Framework Convention on the Value of Cultural Heritage for Society (the Faro Convention) is first and foremost a convention about society, for society. It suggests that in the face of the present crisis relating to political representation, economic models and cultural identity, heritage provides answers by fostering
citizen participation, promoting itself as a
resource rooted in continuity and sustainability, and becoming a factor for
dialogue as a source of respect and social cohesion.

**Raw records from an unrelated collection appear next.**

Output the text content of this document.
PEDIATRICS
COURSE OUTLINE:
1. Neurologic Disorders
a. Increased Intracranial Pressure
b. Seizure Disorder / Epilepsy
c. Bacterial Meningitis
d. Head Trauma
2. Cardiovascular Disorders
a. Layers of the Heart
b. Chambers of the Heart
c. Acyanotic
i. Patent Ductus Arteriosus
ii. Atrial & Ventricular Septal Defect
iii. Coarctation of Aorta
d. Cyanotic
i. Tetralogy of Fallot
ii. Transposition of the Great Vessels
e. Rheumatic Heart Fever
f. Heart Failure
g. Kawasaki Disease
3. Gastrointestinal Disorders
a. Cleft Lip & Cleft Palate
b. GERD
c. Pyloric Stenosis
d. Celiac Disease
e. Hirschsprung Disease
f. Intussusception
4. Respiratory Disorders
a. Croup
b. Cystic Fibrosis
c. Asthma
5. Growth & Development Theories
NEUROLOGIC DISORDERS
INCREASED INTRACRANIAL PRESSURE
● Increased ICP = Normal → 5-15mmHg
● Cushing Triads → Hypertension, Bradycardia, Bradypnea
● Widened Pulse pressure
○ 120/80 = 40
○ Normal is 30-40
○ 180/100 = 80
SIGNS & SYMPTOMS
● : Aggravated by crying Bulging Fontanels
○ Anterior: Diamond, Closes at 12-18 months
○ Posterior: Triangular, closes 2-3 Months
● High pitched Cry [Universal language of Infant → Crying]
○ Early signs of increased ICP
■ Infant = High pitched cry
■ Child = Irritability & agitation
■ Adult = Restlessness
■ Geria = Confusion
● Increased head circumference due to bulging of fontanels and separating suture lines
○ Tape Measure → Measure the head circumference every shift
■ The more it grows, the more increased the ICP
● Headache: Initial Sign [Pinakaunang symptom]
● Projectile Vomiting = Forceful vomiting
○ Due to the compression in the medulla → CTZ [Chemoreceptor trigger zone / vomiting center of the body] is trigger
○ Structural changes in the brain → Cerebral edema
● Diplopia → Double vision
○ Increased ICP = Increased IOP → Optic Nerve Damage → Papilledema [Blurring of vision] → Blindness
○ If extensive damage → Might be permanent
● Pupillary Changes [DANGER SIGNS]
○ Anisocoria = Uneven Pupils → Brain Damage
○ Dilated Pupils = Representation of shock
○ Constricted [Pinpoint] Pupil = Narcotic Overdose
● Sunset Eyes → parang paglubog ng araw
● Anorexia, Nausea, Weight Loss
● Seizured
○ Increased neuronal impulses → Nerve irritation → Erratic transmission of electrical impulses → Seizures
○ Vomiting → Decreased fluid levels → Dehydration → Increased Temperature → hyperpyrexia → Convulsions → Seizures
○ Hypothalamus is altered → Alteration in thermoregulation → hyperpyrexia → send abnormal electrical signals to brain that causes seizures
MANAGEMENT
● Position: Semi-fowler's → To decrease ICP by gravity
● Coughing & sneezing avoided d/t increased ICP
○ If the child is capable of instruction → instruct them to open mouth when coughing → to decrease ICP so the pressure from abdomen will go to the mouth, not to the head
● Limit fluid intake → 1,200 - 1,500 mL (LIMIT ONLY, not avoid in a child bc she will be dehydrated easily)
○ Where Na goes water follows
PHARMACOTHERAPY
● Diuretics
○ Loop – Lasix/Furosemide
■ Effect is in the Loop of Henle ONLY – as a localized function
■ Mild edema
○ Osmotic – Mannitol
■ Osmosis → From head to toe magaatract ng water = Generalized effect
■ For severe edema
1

Broadening of the heritage concept in a human rights and democracy perspective suggests an interpretation of the Faro Convention which clarifies the idea of better “living together”. Three main working themes will be developed by the Council of Europe (action plan 2014-2015):
1. making the most of cultural diversity in order to generate a local and European citizenship;
2. taking integrated a action on the living environment and the quality of life in trying
out new economic models;
3. promoting democratic participation in order to influence policy-making and render it more legitimate and sustainable.
From this angle, the
conclusions of the joint European Union/Council of Europe
Marseilles Forum highlighted three initial reference notions related to the
social value of heritage (the action plan 2014-2015 will develop these further, as well as those related to the cultural and economic values of heritage):
a. Citizenship is based on a community, which is in turn based on a territory;
b. Social cohesion is newly founded on various modes of participation and involvement;
c. Local democracy reinforced by developing civil society’s capacities for action.